Opvattingen en meningen, onwrikbaar
en vooropgezet, zijn de dood in de pot. Je weet het, maar wat is het lastig om
het te laten. We barsten ervan. En het belemmert onze communicatie, die vaak
niet veel meer is dan een uitwisseling van opvattingen en meningen, en die vaak leiden
tot oeverloze discussies en debatten waarin het uiteindelijk gaat over wie er
gewonnen heeft. Het schiet niet op en je leert er niets van. Het levert geen
ontwikkeling op maar stilstand en achteruitgang. Ontwikkeling gedijt in ruimte
en vrijheid, belangstelling en nieuwsgierigheid – naar de ander. Luisteren in
plaats van praten. ‘Vertel eens.’ Vragen stellen in plaats van meningen ten
beste geven. ‘Hoe kijk jij daar tegenaan?’ Je verplaatsen in de ander. ‘Oh, zie
jij het zo?!’
Maar hoe leer je dat in hemelsnaam? Door eerst zelf stil te worden. Dat is waar ik achter kom.

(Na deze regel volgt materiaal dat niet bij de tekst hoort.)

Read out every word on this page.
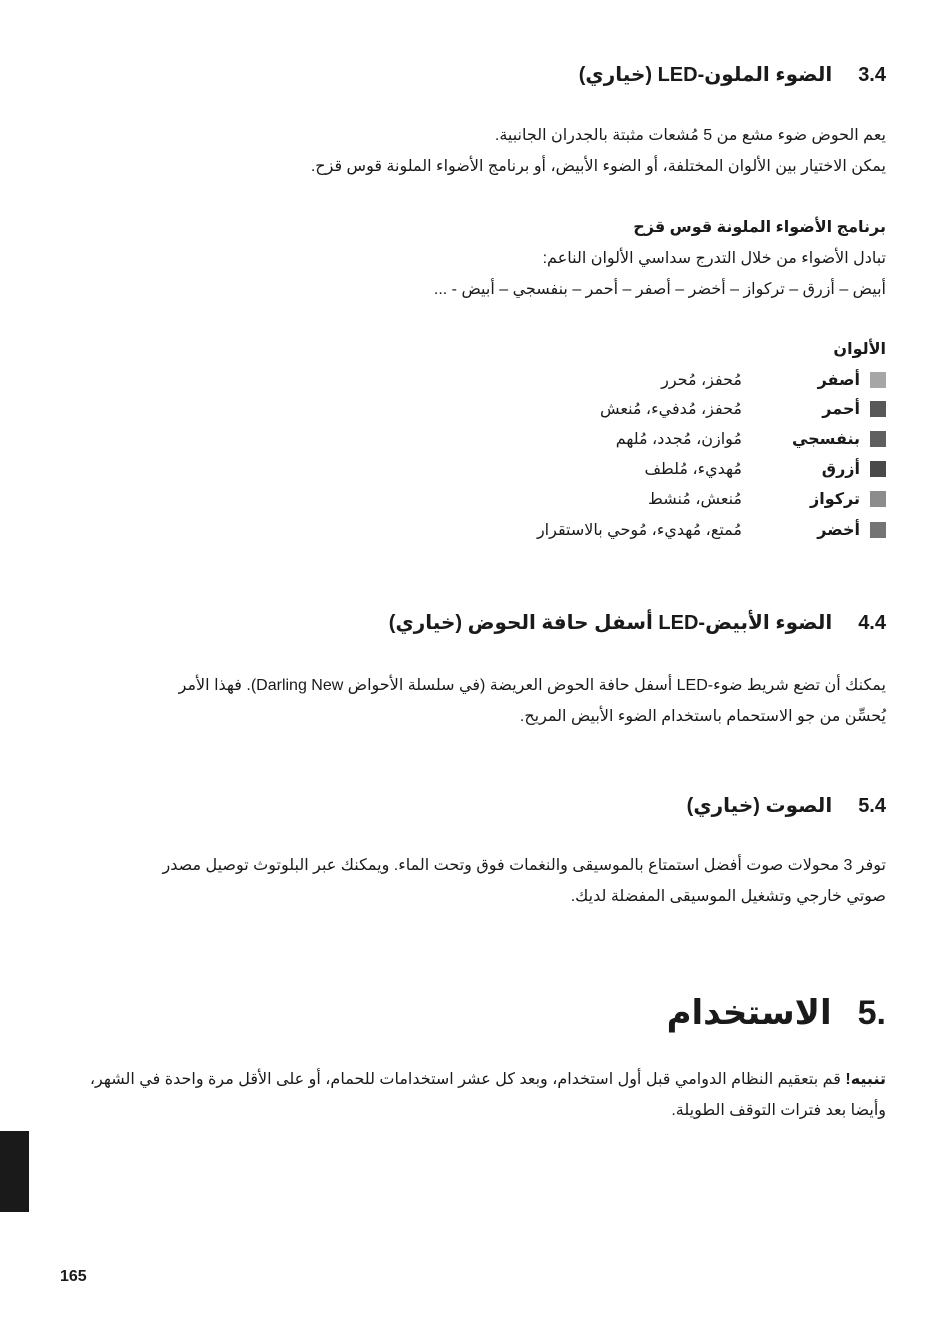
3.4الضوء الملون-LED (خياري)
يعم الحوض ضوء مشع من 5 مُشعات مثبتة بالجدران الجانبية.
يمكن الاختيار بين الألوان المختلفة، أو الضوء الأبيض، أو برنامج الأضواء الملونة قوس قزح.
برنامج الأضواء الملونة قوس قزح
تبادل الأضواء من خلال التدرج سداسي الألوان الناعم:
أبيض – أزرق – تركواز – أخضر – أصفر – أحمر – بنفسجي – أبيض - ...
الألوان
أصفر
مُحفز، مُحرر
أحمر
مُحفز، مُدفيء، مُنعش
بنفسجي
مُوازن، مُجدد، مُلهم
أزرق
مُهديء، مُلطف
تركواز
مُنعش، مُنشط
أخضر
مُمتع، مُهديء، مُوحي بالاستقرار
4.4الضوء الأبيض-LED أسفل حافة الحوض (خياري)
يمكنك أن تضع شريط ضوء-LED أسفل حافة الحوض العريضة (في سلسلة الأحواض Darling New). فهذا الأمر
يُحسِّن من جو الاستحمام باستخدام الضوء الأبيض المريح.
5.4الصوت (خياري)
توفر 3 محولات صوت أفضل استمتاع بالموسيقى والنغمات فوق وتحت الماء. ويمكنك عبر البلوتوث توصيل مصدر
صوتي خارجي وتشغيل الموسيقى المفضلة لديك.
.5الاستخدام
تنبيه! قم بتعقيم النظام الدوامي قبل أول استخدام، وبعد كل عشر استخدامات للحمام، أو على الأقل مرة واحدة في الشهر،
وأيضا بعد فترات التوقف الطويلة.
165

Stil worden temidden van de drukte – de drukte in mezelf. M’n kop houden
terwijl het in m’n kop stormt. En het helpt als er iets gebeurt waar ik stil
van word. Maar echt stil word ik pas van zaken van leven en dood. Als er een
kind geboren wordt, of een ouder dood gaat. Dan telt niet wat ik allemaal vind.

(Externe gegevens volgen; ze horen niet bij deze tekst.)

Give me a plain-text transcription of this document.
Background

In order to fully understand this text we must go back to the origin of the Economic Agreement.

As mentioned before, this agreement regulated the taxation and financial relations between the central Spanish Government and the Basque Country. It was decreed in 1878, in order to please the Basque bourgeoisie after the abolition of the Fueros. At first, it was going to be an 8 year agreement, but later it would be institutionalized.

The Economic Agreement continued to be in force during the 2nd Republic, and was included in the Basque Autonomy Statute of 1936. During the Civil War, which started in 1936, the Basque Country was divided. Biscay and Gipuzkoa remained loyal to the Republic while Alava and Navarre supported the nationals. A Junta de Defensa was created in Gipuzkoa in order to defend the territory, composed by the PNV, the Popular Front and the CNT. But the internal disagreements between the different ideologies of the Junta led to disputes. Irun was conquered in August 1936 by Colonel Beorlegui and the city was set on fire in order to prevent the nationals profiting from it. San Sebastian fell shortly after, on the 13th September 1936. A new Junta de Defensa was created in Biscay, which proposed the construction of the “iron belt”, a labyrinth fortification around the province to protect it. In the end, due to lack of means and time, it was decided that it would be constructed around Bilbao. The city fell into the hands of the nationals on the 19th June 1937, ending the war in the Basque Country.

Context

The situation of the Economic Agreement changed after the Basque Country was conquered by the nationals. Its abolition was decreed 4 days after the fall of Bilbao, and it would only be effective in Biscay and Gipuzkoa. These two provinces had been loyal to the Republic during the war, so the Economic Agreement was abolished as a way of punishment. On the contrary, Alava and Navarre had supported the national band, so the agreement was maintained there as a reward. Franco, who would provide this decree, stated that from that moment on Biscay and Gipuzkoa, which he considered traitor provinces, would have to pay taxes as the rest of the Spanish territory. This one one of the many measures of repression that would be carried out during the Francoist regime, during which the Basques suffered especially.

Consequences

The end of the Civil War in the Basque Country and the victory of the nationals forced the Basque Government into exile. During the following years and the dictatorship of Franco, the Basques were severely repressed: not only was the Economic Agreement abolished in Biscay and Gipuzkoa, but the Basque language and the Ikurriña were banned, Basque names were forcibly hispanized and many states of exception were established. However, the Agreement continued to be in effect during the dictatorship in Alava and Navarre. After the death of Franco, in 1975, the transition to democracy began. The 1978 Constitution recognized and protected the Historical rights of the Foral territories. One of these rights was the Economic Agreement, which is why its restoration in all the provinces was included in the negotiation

Dan zie ik ineens hoe toevallig mijn opvattingen en wisselend mijn meningen
zijn. En hoe ik mezelf en anderen daarmee tekort doe. En hoe alles juist kan stromen
als ik open sta voor wat er is en me over geef aan het leven zelf. Wat ook niet
anders kan, in het geval van leven
en dood. En de kunst is natuurlijk om dat gevoel van openheid en kwetsbaarheid
mee te nemen en bij je te houden als het leven eventjes minder spannend is.